All immunofluorescence analyses were performed using confocal microscopy (63x magnification with a numerical aperture of 1.4, LSM 710, Olympus). Two types of image acquisition were used: (i) multi-channel images which were merged afterward to define the co-localization of the signal, (ii) Z-stacks of 0.3–0.5 microns for cell spindle and chromosome detection. Image processing was carried out by Fiji ImageJ® using Z-projection and merged-channel-plugins being restricted to overall adjustment of brightness and contrast.

Centrosome quantification

BUVEC (three biological replicates) were infected with T. gondii for 24 h and afterwards immunostained for centrosomes via γ-tubulin and for chromosomes by phospho-histone 3 (H3; S10) detection.
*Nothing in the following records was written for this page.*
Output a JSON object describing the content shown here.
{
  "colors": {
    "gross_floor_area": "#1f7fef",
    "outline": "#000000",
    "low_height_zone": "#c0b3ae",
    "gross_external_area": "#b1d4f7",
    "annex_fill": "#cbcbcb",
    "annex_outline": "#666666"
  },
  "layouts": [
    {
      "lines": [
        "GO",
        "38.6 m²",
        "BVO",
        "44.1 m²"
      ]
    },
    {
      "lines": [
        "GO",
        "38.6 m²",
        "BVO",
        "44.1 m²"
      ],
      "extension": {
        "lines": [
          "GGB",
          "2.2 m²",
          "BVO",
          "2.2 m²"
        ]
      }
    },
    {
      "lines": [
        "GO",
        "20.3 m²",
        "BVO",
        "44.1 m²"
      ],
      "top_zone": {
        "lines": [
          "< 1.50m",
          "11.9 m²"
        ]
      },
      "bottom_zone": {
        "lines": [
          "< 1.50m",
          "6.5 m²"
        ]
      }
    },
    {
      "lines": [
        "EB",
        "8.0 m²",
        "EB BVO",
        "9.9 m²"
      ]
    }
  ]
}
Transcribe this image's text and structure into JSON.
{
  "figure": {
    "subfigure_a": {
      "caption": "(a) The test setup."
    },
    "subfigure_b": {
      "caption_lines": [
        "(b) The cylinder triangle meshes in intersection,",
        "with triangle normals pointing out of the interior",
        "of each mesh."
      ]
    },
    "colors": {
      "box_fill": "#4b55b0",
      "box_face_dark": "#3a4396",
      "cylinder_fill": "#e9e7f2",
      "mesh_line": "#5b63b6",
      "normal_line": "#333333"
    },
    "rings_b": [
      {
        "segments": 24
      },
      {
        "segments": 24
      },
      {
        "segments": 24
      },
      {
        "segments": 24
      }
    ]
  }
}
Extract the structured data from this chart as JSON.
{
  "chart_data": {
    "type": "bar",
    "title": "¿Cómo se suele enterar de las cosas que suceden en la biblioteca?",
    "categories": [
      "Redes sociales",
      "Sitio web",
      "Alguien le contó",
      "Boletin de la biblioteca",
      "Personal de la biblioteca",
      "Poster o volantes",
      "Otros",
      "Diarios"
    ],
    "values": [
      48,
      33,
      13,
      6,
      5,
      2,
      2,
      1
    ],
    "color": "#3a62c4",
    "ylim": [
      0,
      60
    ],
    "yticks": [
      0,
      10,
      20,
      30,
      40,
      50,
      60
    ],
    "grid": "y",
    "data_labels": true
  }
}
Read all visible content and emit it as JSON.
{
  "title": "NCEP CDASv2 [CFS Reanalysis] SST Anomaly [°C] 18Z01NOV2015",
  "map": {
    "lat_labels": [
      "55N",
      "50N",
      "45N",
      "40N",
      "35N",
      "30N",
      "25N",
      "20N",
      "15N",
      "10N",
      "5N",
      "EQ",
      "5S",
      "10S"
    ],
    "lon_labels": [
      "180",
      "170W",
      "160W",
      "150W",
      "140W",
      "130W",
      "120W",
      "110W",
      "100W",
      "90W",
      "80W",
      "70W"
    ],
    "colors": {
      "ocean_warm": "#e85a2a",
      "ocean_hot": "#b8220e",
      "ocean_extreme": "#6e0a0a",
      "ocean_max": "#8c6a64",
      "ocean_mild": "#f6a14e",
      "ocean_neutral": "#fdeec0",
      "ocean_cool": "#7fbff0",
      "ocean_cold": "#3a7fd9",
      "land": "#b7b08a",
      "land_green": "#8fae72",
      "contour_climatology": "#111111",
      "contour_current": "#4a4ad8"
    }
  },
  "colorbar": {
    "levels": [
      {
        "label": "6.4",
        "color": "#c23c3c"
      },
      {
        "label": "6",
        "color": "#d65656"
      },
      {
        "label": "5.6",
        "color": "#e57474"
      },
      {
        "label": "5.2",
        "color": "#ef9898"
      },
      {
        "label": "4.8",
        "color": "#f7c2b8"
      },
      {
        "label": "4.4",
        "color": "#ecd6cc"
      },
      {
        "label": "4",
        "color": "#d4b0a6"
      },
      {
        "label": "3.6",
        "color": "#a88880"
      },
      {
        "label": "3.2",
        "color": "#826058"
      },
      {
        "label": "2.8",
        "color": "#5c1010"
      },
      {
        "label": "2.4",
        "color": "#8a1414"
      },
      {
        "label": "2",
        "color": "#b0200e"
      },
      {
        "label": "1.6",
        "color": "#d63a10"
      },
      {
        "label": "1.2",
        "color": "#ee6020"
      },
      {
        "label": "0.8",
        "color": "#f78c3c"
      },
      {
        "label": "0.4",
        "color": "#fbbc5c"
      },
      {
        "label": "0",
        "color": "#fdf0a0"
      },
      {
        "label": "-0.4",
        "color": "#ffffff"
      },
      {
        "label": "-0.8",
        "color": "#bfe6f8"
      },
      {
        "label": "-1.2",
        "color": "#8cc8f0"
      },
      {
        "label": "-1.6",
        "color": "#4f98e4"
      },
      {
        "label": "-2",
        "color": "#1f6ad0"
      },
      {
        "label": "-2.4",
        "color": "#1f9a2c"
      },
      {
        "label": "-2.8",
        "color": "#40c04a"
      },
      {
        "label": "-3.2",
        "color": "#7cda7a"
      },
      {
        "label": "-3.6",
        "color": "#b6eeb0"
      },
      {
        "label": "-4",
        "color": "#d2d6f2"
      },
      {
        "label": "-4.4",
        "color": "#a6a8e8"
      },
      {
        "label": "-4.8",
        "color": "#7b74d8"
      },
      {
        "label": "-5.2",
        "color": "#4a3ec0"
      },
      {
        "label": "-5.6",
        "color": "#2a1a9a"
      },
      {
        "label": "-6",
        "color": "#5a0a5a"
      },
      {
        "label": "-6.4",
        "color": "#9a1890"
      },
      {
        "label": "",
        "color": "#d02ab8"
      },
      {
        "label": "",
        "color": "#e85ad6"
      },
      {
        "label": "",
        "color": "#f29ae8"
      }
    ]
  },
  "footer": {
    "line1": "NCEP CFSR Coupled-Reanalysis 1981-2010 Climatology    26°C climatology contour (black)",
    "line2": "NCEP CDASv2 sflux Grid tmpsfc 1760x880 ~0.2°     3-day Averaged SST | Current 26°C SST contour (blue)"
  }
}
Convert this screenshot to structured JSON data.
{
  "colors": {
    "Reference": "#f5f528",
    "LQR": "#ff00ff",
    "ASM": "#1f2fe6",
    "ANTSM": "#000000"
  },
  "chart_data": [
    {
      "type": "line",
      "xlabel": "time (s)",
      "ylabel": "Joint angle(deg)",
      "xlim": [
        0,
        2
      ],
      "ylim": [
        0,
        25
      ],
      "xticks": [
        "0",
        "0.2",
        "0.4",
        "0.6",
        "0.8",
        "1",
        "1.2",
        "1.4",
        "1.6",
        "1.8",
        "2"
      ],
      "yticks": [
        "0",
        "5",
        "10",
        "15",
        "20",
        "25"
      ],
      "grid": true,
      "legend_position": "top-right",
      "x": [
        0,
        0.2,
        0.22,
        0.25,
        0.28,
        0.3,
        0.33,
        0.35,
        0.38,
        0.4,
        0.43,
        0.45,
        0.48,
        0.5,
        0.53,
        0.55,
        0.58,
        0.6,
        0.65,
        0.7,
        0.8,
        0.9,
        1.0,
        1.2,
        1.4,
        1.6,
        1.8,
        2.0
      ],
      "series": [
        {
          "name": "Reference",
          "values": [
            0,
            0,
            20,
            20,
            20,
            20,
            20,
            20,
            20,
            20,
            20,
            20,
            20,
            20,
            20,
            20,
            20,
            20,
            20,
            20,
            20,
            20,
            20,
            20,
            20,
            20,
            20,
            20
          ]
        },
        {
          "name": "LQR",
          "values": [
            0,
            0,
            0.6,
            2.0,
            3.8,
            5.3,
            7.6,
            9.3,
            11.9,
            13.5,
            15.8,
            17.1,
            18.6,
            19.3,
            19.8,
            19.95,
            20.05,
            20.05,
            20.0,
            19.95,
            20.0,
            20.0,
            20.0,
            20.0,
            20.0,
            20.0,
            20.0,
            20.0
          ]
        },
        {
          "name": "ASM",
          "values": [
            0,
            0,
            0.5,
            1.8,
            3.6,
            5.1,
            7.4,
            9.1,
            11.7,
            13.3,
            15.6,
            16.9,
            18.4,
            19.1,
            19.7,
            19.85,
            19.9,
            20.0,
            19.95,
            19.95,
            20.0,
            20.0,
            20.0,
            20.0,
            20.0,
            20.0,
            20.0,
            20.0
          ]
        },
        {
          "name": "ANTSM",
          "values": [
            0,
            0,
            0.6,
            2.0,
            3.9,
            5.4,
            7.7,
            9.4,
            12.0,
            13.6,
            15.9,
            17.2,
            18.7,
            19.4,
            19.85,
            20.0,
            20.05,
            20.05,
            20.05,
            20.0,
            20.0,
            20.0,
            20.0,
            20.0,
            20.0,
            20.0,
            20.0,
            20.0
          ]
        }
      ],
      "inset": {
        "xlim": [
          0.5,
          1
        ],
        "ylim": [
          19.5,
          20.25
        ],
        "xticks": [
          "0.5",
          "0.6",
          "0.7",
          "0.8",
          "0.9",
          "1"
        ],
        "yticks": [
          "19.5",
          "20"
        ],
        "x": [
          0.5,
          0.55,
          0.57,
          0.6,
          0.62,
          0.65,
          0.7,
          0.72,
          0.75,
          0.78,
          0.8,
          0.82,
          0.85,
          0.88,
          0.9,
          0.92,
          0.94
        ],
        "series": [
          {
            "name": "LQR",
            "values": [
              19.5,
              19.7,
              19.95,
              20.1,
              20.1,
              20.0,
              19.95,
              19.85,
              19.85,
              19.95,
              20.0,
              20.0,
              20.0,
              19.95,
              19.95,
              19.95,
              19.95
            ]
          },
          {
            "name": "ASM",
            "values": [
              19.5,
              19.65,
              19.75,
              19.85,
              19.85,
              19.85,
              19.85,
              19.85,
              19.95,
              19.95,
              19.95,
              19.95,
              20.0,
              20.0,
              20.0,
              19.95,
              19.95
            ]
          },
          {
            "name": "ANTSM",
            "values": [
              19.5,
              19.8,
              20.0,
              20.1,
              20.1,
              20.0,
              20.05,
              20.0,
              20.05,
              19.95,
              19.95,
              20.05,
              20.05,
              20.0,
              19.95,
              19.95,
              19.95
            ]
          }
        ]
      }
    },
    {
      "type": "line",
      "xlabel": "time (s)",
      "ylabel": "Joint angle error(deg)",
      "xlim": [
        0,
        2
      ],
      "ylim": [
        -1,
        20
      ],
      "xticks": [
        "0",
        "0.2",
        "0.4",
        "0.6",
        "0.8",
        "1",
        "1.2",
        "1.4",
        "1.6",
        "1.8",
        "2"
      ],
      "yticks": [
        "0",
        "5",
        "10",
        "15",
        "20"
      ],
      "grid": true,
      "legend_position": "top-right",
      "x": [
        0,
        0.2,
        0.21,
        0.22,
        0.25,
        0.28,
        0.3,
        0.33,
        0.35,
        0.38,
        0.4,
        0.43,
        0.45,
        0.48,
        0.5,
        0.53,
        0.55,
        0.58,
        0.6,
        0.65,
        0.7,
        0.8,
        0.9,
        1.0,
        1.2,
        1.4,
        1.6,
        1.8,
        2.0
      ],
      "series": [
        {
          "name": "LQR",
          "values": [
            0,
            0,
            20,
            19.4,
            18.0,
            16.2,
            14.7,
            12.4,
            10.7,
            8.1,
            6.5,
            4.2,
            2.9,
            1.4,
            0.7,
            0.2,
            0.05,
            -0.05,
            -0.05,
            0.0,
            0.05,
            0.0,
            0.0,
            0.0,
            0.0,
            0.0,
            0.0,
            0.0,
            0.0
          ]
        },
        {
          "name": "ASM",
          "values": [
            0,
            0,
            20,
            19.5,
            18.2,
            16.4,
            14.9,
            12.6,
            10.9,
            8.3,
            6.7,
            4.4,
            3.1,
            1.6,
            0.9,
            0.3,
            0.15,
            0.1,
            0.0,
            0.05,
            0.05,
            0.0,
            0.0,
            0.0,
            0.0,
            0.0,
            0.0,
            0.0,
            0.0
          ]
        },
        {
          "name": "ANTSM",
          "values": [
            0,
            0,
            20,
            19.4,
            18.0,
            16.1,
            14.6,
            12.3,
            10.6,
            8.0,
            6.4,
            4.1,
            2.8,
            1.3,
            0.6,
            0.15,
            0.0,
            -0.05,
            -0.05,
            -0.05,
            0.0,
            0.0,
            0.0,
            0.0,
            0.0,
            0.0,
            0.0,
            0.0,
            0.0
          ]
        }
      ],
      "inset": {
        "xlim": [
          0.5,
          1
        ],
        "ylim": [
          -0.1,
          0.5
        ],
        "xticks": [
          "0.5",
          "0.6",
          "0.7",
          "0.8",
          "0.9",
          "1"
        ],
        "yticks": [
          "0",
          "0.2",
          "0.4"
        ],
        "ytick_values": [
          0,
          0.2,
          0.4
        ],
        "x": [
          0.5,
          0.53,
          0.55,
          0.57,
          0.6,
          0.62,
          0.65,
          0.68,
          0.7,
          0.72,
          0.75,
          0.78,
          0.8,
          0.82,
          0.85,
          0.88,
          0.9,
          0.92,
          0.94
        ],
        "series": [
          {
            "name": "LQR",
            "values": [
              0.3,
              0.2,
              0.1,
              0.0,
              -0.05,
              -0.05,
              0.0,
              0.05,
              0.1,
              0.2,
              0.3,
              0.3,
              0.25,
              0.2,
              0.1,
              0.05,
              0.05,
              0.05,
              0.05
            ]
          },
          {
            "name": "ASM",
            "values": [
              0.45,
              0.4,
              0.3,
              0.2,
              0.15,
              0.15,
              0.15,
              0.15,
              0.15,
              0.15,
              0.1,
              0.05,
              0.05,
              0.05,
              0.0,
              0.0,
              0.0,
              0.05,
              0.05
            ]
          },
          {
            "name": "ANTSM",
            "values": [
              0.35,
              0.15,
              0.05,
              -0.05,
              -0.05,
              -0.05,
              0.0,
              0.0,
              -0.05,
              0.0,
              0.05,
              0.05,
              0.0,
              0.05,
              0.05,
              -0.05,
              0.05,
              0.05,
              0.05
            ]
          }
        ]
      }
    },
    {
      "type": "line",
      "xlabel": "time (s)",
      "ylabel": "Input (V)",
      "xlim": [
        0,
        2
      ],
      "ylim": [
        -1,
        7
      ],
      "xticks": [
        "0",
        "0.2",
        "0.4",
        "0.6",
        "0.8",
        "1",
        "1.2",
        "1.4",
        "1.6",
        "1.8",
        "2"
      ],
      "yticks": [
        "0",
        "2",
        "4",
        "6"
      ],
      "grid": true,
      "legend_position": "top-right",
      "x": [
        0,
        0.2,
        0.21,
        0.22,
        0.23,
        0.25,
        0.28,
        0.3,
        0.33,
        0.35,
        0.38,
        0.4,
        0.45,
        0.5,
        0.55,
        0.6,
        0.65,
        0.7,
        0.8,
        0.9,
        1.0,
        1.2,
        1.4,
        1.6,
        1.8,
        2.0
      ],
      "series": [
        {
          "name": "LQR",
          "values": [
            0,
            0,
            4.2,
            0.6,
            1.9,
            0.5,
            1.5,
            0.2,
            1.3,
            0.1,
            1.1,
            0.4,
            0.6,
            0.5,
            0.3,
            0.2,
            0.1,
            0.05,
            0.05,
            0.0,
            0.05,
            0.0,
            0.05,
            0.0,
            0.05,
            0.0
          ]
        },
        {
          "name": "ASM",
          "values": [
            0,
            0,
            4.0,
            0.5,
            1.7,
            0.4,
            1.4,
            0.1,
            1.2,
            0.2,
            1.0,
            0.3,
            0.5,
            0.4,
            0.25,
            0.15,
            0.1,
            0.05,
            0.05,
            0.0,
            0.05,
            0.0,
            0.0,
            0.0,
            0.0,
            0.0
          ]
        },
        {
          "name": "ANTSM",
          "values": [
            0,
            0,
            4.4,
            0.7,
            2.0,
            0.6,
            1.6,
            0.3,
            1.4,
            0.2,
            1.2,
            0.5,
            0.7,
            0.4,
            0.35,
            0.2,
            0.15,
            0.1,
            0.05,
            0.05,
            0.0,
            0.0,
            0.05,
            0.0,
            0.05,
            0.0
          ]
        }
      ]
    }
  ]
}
As such, a total of 479 mitotic cells was analysed for the number of centrosomes being present in a single cell. Overall, two distinct mitotic cell populations were considered: (i) cells with two nuclei or (ii) cell with more than two nuclei. For both cell populations we distinguished between cells with two centrosomes (physiological condition) and cells showing more than two centrosomes (abnormal condition). All values were presented as a percentage of total number of cells.

Analysis of cytokinesis by time-lapse-based microscopy

BUVEC (three biological replicates) were cultured in 2-well µ-slide chambers (IBIDI®, Martinsried, Germany) for 80% of confluence. Plates were mounted on the stage of a motorized inverted microscope (Olympus Microscope IX81) combined with a top-stage incubator (IBIDI®, Martinsried, Germany) to control the temperature, humidity and CO2 environment. Ten different coordinates, one per each BUVEC isolate, were recorded for 21 h beginning three hours after T. gondii infection. At the same time, non-infected and T. gondii-infected cells were registered to detect differences associated to the BUVEC isolation and not to the infection per se. In total, 10 videos of 144 frames per each condition and BUVEC isolates were analysed. In the videos analysis, 1032 cells were counted for mitosis with consecutive presence or absence of cytokinesis thereby considering both, non-infected and infected cells within the T. gondii-infected cell layer.

Live cell holotomographic microscopy

Holotomographic images were obtained by using 3D Cell Explorer-fluo (Nanolive) microscope equipped with an 60x magnification (λ = 520 nm, sample exposure 0.2 mW/mm2) and a depth of field of 30 µm. For host cell nuclei visualization, BUVEC were stained with the vital dye DRAQ5 (DRAQ5™ Fluorescent Probe Solution, ThermoFischer). Images were analyzed using STEVE® software (Nanolive) to obtain a refractive index-based z-stack56 and digital staining was applied according to the refractive index of intracellular structures.

Statistical analysis

The data were always expressed as mean ± SD from six independent experiments. For cell number- and FACS-based assays, one-way analysis of variance (nonparametric ANOVA) with Kruskal-Wallis post-test was performed using GraphPad Prism® 7 software applying a significance level of 5%. For immunoblot-based analyses, unpaired two-tailed T-tests were performed comparing controls vs infected cells, with a 95% confidence interval.